The Utility of Query Expansion for Semantic Re-ranking Models

An empirical analysis on the performance impact for ad-hoc retrieval

More Info
expand_more

Abstract

In the past years, data has become increasingly important to more and more domains, leading to more efficient decision-making. As the amount of collected data grows, there is an increased need for tools that help with various Information Retrieval (IR) tasks. One of the most widespread IR tasks is ad-hoc retrieval which, for a given search query, returns a list of relevant documents from a large corpus ordered by their relevance. Initial Ad-hoc retrieval models were based on term matching, which could not overcome vocabulary mismatch.
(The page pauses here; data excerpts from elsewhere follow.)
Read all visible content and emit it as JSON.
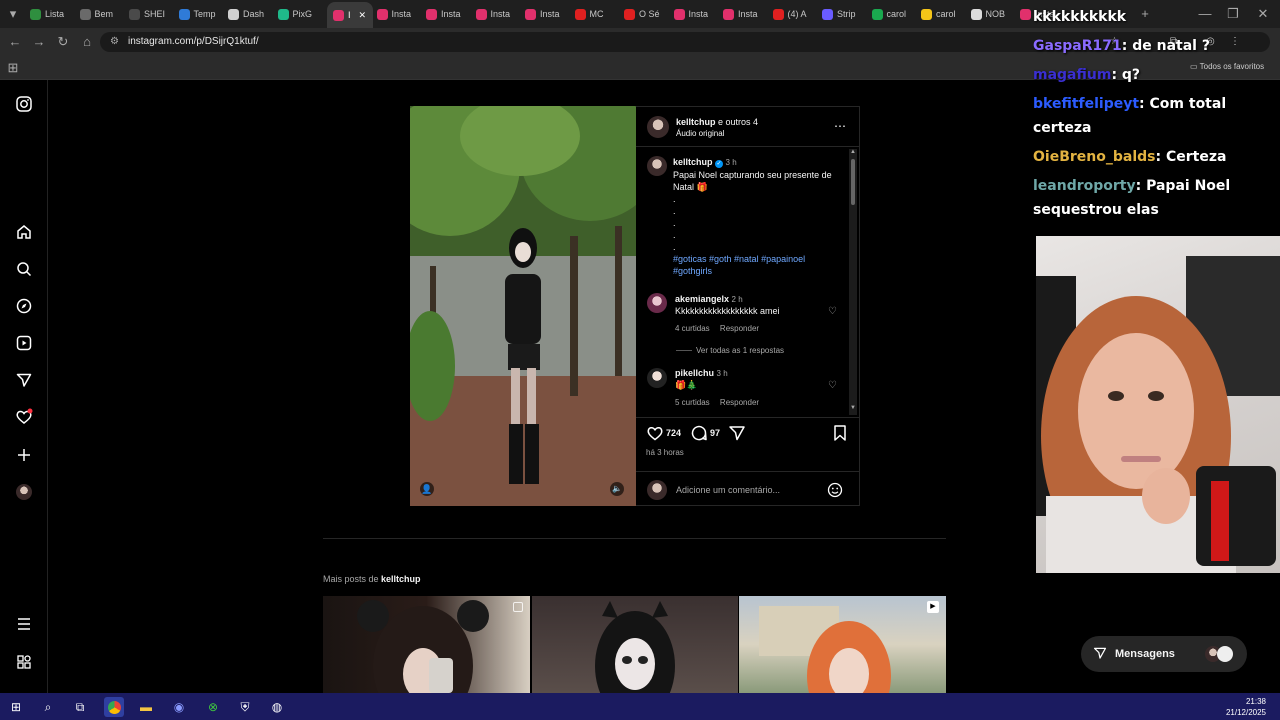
{
  "browser": {
    "tabs": [
      {
        "label": "Lista",
        "color": "#2f8f3f"
      },
      {
        "label": "Bem",
        "color": "#6a6a6a"
      },
      {
        "label": "SHEI",
        "color": "#4a4a4a"
      },
      {
        "label": "Temp",
        "color": "#2f7bd8"
      },
      {
        "label": "Dash",
        "color": "#d0d0d0"
      },
      {
        "label": "PixG",
        "color": "#1fb98a"
      },
      {
        "label": "I",
        "color": "#e1306c"
      },
      {
        "label": "Insta",
        "color": "#e1306c"
      },
      {
        "label": "Insta",
        "color": "#e1306c"
      },
      {
        "label": "Insta",
        "color": "#e1306c"
      },
      {
        "label": "Insta",
        "color": "#e1306c"
      },
      {
        "label": "MC",
        "color": "#e02020"
      },
      {
        "label": "O Sé",
        "color": "#e02020"
      },
      {
        "label": "Insta",
        "color": "#e1306c"
      },
      {
        "label": "Insta",
        "color": "#e1306c"
      },
      {
        "label": "(4) A",
        "color": "#e02020"
      },
      {
        "label": "Strip",
        "color": "#6a5cff"
      },
      {
        "label": "carol",
        "color": "#1aa84f"
      },
      {
        "label": "carol",
        "color": "#f5c518"
      },
      {
        "label": "NOB",
        "color": "#dcdcdc"
      },
      {
        "label": "Insta",
        "color": "#e1306c"
      }
    ],
    "url": "instagram.com/p/DSijrQ1ktuf/",
    "bookmarks_label": "Todos os favoritos"
  },
  "post": {
    "header_user": "kelltchup",
    "header_others": "e outros 4",
    "audio": "Áudio original",
    "caption_user": "kelltchup",
    "caption_time": "3 h",
    "caption_line1": "Papai Noel capturando seu presente de",
    "caption_line2": "Natal 🎁",
    "caption_dots": ".",
    "hashtags_line1": "#goticas #goth #natal #papainoel",
    "hashtags_line2": "#gothgirls",
    "comments": [
      {
        "user": "akemiangelx",
        "time": "2 h",
        "text": "Kkkkkkkkkkkkkkkkkk amei",
        "likes": "4 curtidas",
        "reply": "Responder",
        "view_replies": "Ver todas as 1 respostas"
      },
      {
        "user": "pikellchu",
        "time": "3 h",
        "text": "🎁🎄",
        "likes": "5 curtidas",
        "reply": "Responder"
      }
    ],
    "like_count": "724",
    "comment_count": "97",
    "posted": "há 3 horas",
    "comment_placeholder": "Adicione um comentário..."
  },
  "more": {
    "prefix": "Mais posts de",
    "user": "kelltchup"
  },
  "chat": [
    {
      "user": "",
      "text": "kkkkkkkkkk",
      "color": "#ffffff"
    },
    {
      "user": "GaspaR171",
      "text": ": de natal ?",
      "color": "#8a6bff"
    },
    {
      "user": "magafium",
      "text": ": q?",
      "color": "#3a2fd0"
    },
    {
      "user": "bkefitfelipeyt",
      "text": ": Com total",
      "color": "#2c5cff"
    },
    {
      "user": "",
      "text": "certeza",
      "color": "#ffffff"
    },
    {
      "user": "OieBreno_balds",
      "text": ": Certeza",
      "color": "#e3b341"
    },
    {
      "user": "leandroporty",
      "text": ": Papai Noel",
      "color": "#6fa8a8"
    },
    {
      "user": "",
      "text": "sequestrou elas",
      "color": "#ffffff"
    }
  ],
  "messages_label": "Mensagens",
  "taskbar": {
    "time": "21:38",
    "date": "21/12/2025"
  }
}
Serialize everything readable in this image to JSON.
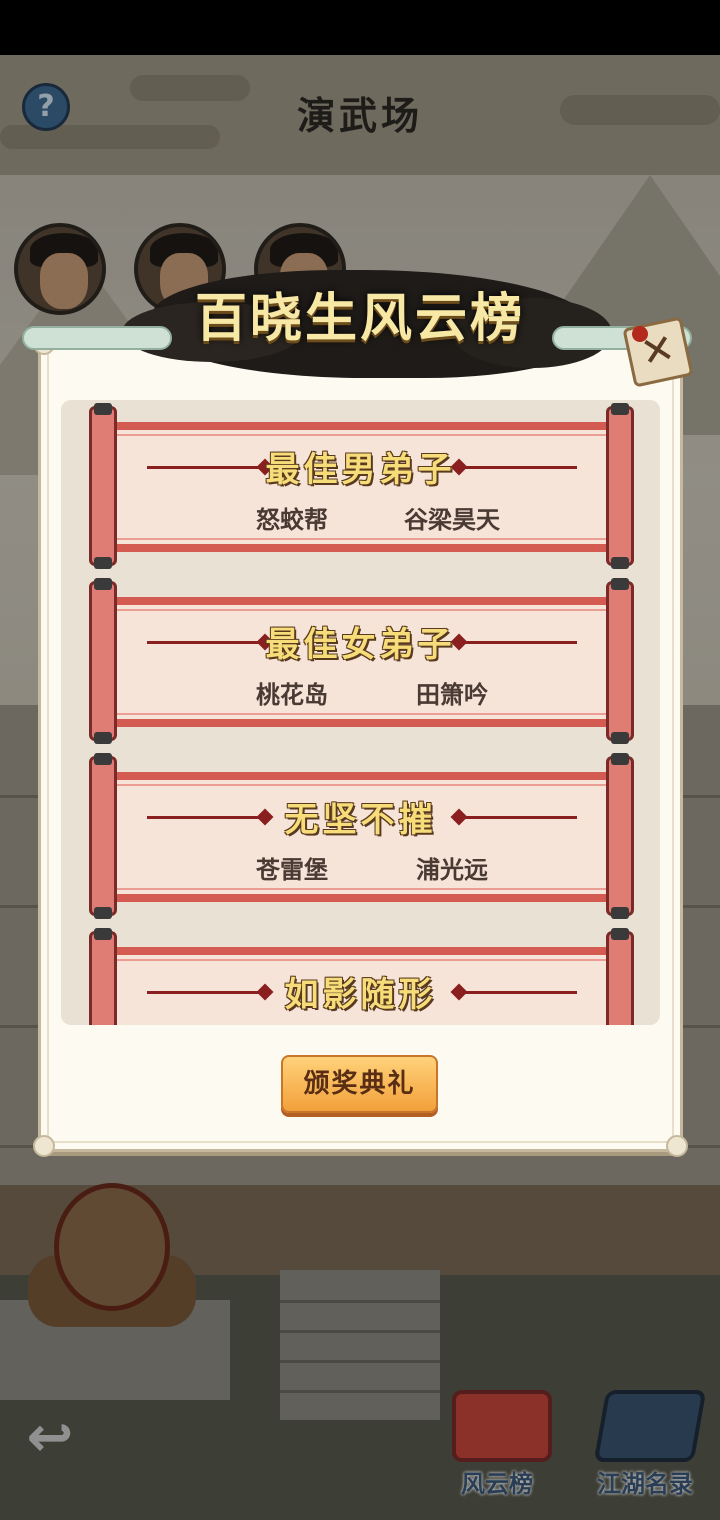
{
  "header": {
    "title": "演武场",
    "help_symbol": "?"
  },
  "dialog": {
    "banner_title": "百晓生风云榜",
    "close_symbol": "✕",
    "awards": [
      {
        "title": "最佳男弟子",
        "sect": "怒蛟帮",
        "name": "谷梁昊天"
      },
      {
        "title": "最佳女弟子",
        "sect": "桃花岛",
        "name": "田箫吟"
      },
      {
        "title": "无坚不摧",
        "sect": "苍雷堡",
        "name": "浦光远"
      },
      {
        "title": "如影随形",
        "sect": "",
        "name": ""
      }
    ],
    "ceremony_button": "颁奖典礼"
  },
  "bottom_nav": {
    "back_symbol": "↩",
    "items": [
      {
        "label": "风云榜",
        "icon": "scroll-ranking-icon"
      },
      {
        "label": "江湖名录",
        "icon": "book-roster-icon"
      }
    ]
  },
  "colors": {
    "scroll_red": "#d45b52",
    "gold_text": "#f6dd7a",
    "button_orange": "#f3a03a"
  }
}
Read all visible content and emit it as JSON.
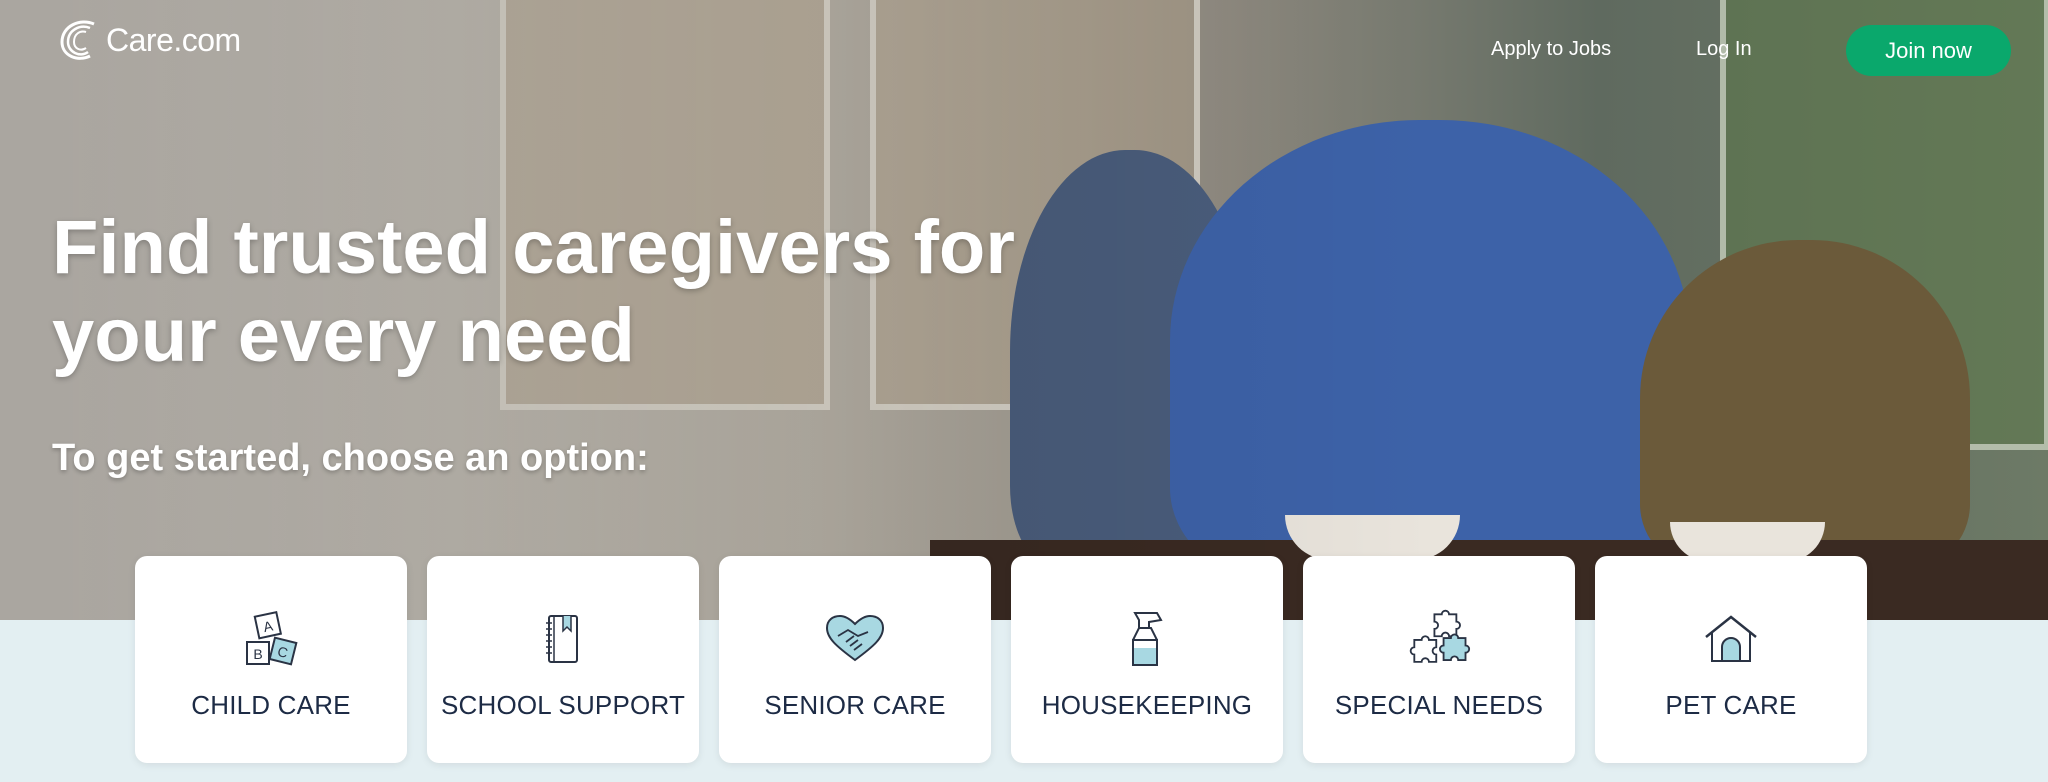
{
  "header": {
    "logo_text": "Care.com",
    "apply_label": "Apply to Jobs",
    "login_label": "Log In",
    "join_label": "Join now"
  },
  "hero": {
    "headline_line1": "Find trusted caregivers for",
    "headline_line2": "your every need",
    "subhead": "To get started, choose an option:"
  },
  "categories": [
    {
      "label": "CHILD CARE",
      "icon": "abc-blocks-icon"
    },
    {
      "label": "SCHOOL SUPPORT",
      "icon": "notebook-icon"
    },
    {
      "label": "SENIOR CARE",
      "icon": "heart-handshake-icon"
    },
    {
      "label": "HOUSEKEEPING",
      "icon": "spray-bottle-icon"
    },
    {
      "label": "SPECIAL NEEDS",
      "icon": "puzzle-icon"
    },
    {
      "label": "PET CARE",
      "icon": "doghouse-icon"
    }
  ],
  "colors": {
    "brand_green": "#0aa86c",
    "label_text": "#1d2b45",
    "icon_accent": "#a8d8e2",
    "page_bg": "#e3eff2"
  }
}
On one hand, initial strategies aiming to overcome semantic limitations were adopting query expansion, augmenting the initial search query with new terms to capture more relevant documents. On the other hand, newer strategies rely on Natural Language Processing (NLP) for ranking documents by semantic similarity. One such example is retrieve-and-re-rank models, which retrieve documents by their lexical similarity and re-rank the retrieved documents based on semantic similarities, by making use of NLP embedding models. This research focuses on analysing the performance of combining RM3, a pseudo-relevance feedback query expansion strategy, with the semantic re-ranking model TCT-ColBERT. This model is compared with the lexical retrieval model BM25 which serves as a benchmark, as well as with its components RM3 and TCT-ColBERT. Results indicate that on certain tasks, the model performs better (up to 7%), while on other tasks it performs worse (up to 3%).